Using Amara's pushtree for heavyweight XML processing in GRDDL and SPARQL querying

I’ve been using Amara to address my high throughput needs for Extract Transform Load (ETL), querying, and processing of large amounts of RDF. In one particular part of the larger process, I needed to be able to stream very large XML documents in a particular dialect into RDF/XML. I sent an email to the akara google group describing the challenges and my thoughts behind wanting to use a streaming XML paradigm rather than XSLT.

I basically want to leverage Amara’s pushtree and its use of coroutines as a minimal-overhead pipeline for dispatching events triggered by elements in the source XML, where the source XML is a GRDDL source document and the pushtree coroutine is the transformation property. That task is still a work in progress, in the interest of expedience I went forward and used XSLT but need to try out some of what Uche suggested in the end.

The other part where I have made much more progress is in streaming results to SPARQL queries (against a SPARQL service) into a CSV file via command-line and with minimal overhead (also using Amara, pushtree, and coroutines). A recent set of changes to layercake-python modified the sparqler command-line to add an —endpoint option which takes a SPARQL service URL. Other changes were made to the remote SPARQL service store to support this.

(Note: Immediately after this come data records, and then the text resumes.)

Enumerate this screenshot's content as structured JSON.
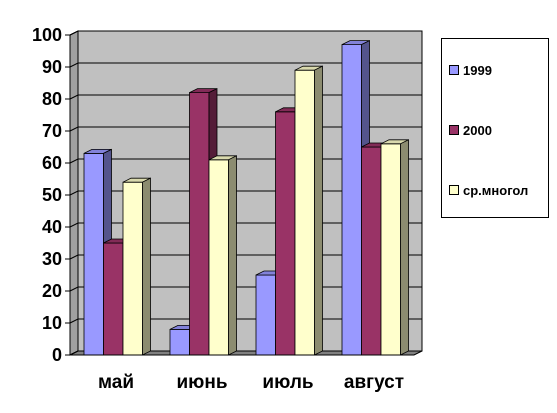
{
  "chart_data": {
    "type": "bar",
    "categories": [
      "май",
      "июнь",
      "июль",
      "август"
    ],
    "series": [
      {
        "name": "1999",
        "values": [
          63,
          8,
          25,
          97
        ],
        "color": "#9999ff"
      },
      {
        "name": "2000",
        "values": [
          35,
          82,
          76,
          65
        ],
        "color": "#993366"
      },
      {
        "name": "ср.многол",
        "values": [
          54,
          61,
          89,
          66
        ],
        "color": "#ffffcc"
      }
    ],
    "y_ticks": [
      "0",
      "10",
      "20",
      "30",
      "40",
      "50",
      "60",
      "70",
      "80",
      "90",
      "100"
    ],
    "ylim": [
      0,
      100
    ],
    "grid": true,
    "legend_position": "right",
    "style": "3d-clustered-column",
    "wall_color": "#c0c0c0"
  }
}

Also added, was a new sparqlcsv script:

$ sparqlcsv --help
Usage: sparqlcsv [options] [SPARQLXMLFilePath]
Options:
 -h, --help            show this help message and exit
 -q QUOTECHAR, --quoteChar=QUOTECHAR
                       The quote character to use
 -c, --count           Just count the results, do not serialize to CSV
 -d DELIMITER, --delimiter=DELIMITER
                       The delimiter to use
 -o FILEPATH, --output=FILEPATH
                       The path where to write the resulting CSV file

This script takes a SPARQL XML file either from the file indicated as the first argument or from STDIN if none is specified and writes out a CSV file to STDOUT or to a file. The general architectural idea is to build a bash pipeline from the SPARQL service to a CSV file (and eventually into a relational database for more sophisticated analysis) or to STDOUT for subsequent processing along the pipeline.

So, now I can run a query against Virtuoso and stream the CSV results into a file (with minimal processing overhead):

$ sparqler --owl=..OWL file.. --ns=..prefix..=..URL.. \
           --endpoint=..SPARQL service URL.. \
"SELECT ... { ... }" | sparqlcsv | .. subsequent processong ..

Where the namespaces in the OWL/RDF file (provided by the —owl option) and those given explicitly via the —ns option are added as namespace prefix definitions at the top of the SPARQL query that is dispatched to the remote SPARQL service located via the URL provided to the —endpoint option. Alternatively, the -o option can be used to specify a filename where the CSV content is written to.

The sparqlcsv script uses a pushtree coroutine to stream XML content into a CSV file in this way:

def produce_csv(doc,csvWriter,justCount):
   cnt=Counter()
   @coroutine
   def receive_nodes(cnt):
       while True:
           node = yield
           if justCount:
               cnt.counter+=1
           else:
               rt=[]
               badChars = False
               for binding in node.binding:
                   try:
                       rt.append(U(binding).encode('ascii'))
                   except UnicodeEncodeError:
                       rt.append(U(binding).encode('ascii', 'ignore'))
                       badChars = True
                       print >> sys.stderr, "Skipping character", U(binding)
               if badChars:
                   cnt.skipCounter += 1
               csvWriter.writerow(rt)
       return
   target = receive_nodes(cnt)
   pushtree(doc, u'result', target.send, entity_factory=entity_base)
   target.close()
   return cnt

Where doc is an XML document (as a string), csvWriter is an instance of the Writer Object, and the last parameter indicates whether or not only the size of the solution sequence is returned rather than the resulting CSV.